Now that spring has arrived, many of us are welcoming tulips, daffodils, and other perennials to our gardens. After a gray and gloomy winter, the bright blooms are a glorious sight!

Local stores and greenhouses are overflowing with colorful flowers, creating the yearly hustle to get pots and beds planted to adorn our homes. It's hard to believe that these beautiful posies could cause our pets harm, but, sadly, many can cause intestinal upset, and some can lead to death.
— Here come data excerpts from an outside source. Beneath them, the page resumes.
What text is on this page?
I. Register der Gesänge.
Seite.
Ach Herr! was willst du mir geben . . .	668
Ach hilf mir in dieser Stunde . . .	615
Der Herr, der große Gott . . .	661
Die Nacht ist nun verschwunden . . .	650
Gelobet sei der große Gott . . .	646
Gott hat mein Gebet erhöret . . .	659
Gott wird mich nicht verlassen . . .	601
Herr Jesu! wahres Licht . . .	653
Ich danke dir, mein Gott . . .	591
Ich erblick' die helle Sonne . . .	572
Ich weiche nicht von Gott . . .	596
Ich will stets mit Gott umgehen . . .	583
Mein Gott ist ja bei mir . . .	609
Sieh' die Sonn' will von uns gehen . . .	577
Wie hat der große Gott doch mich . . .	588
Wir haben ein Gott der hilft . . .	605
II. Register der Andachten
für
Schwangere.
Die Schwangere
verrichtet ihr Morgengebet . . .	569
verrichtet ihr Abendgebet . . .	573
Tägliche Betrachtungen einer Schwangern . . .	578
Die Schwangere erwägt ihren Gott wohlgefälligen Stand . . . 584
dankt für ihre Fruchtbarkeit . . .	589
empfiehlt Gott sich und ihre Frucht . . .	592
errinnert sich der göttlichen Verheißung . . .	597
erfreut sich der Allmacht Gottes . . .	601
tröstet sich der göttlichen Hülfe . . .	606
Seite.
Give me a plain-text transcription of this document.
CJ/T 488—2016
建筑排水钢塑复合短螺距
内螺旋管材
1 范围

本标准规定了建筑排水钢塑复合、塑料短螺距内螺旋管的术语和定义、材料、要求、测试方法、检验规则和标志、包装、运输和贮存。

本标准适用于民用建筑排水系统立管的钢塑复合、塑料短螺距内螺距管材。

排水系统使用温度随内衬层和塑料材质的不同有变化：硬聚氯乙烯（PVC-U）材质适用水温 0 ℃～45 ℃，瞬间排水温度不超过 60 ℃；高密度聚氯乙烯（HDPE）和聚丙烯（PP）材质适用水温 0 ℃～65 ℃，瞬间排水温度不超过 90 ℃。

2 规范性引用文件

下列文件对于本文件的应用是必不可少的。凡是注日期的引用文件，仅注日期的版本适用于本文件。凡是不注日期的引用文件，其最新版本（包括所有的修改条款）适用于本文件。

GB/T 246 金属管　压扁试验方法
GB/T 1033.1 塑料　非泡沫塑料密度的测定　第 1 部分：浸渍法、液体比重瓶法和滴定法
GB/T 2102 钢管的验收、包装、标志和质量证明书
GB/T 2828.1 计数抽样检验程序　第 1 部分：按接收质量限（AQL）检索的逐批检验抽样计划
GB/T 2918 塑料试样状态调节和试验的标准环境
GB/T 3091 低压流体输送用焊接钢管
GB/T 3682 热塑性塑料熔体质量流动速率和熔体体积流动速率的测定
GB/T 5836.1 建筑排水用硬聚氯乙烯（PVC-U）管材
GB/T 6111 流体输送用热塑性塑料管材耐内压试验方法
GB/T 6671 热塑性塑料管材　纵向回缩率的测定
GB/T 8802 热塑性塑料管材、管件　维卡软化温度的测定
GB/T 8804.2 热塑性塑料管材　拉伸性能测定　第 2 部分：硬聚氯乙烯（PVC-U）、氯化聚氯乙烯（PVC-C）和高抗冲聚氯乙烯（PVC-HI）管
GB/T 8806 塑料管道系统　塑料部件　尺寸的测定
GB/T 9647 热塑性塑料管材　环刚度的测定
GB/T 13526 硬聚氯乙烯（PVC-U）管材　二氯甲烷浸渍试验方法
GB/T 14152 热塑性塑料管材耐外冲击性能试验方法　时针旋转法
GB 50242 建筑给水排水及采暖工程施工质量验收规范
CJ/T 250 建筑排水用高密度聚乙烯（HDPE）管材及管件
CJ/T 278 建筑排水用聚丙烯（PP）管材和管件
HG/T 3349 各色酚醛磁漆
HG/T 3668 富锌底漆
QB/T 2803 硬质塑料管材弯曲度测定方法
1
When making your shopping list, here are some spring plants that can cause serious harm to your four-legged family member. If you have any of these perennials/bulbs planted where your fur-kids can get to them, you might consider moving them to a different location.

All Lilies

Both blooms and leaves can result in kidney failure in cats. Many varieties, including peace lilies, calla lilies, and autumn crocus are dangerous to dogs, as well.

Daffodils

These beauties (including paperwhites and narcissus) contain lycorine that can be poisonous to pets. The toxins are primarily in the bulbs but leaves and blooms can also cause cardiac arrhythmias and convulsions.

Geraniums

Common in hanging baskets and pots, geraniums can cause skin rashes, low blood pressure, lethargy, and loss of appetite.

Tulips

Like daffodils, most of the toxins in tulips reside in the bulbs, however, the rest of the plant can also cause vomiting, diarrhea, and excessive drooling.

Begonias

Popular for their ease of growth, begonias can thrive in many conditions, but can cause serious burning and irritation of the mouth, tongue, and lips.

Azaleas

Ingesting any part of this plant can result in vomiting, seizures, and cardiac arrest.

For printable lists of toxic and non-toxic plants, visit ASPCA.org.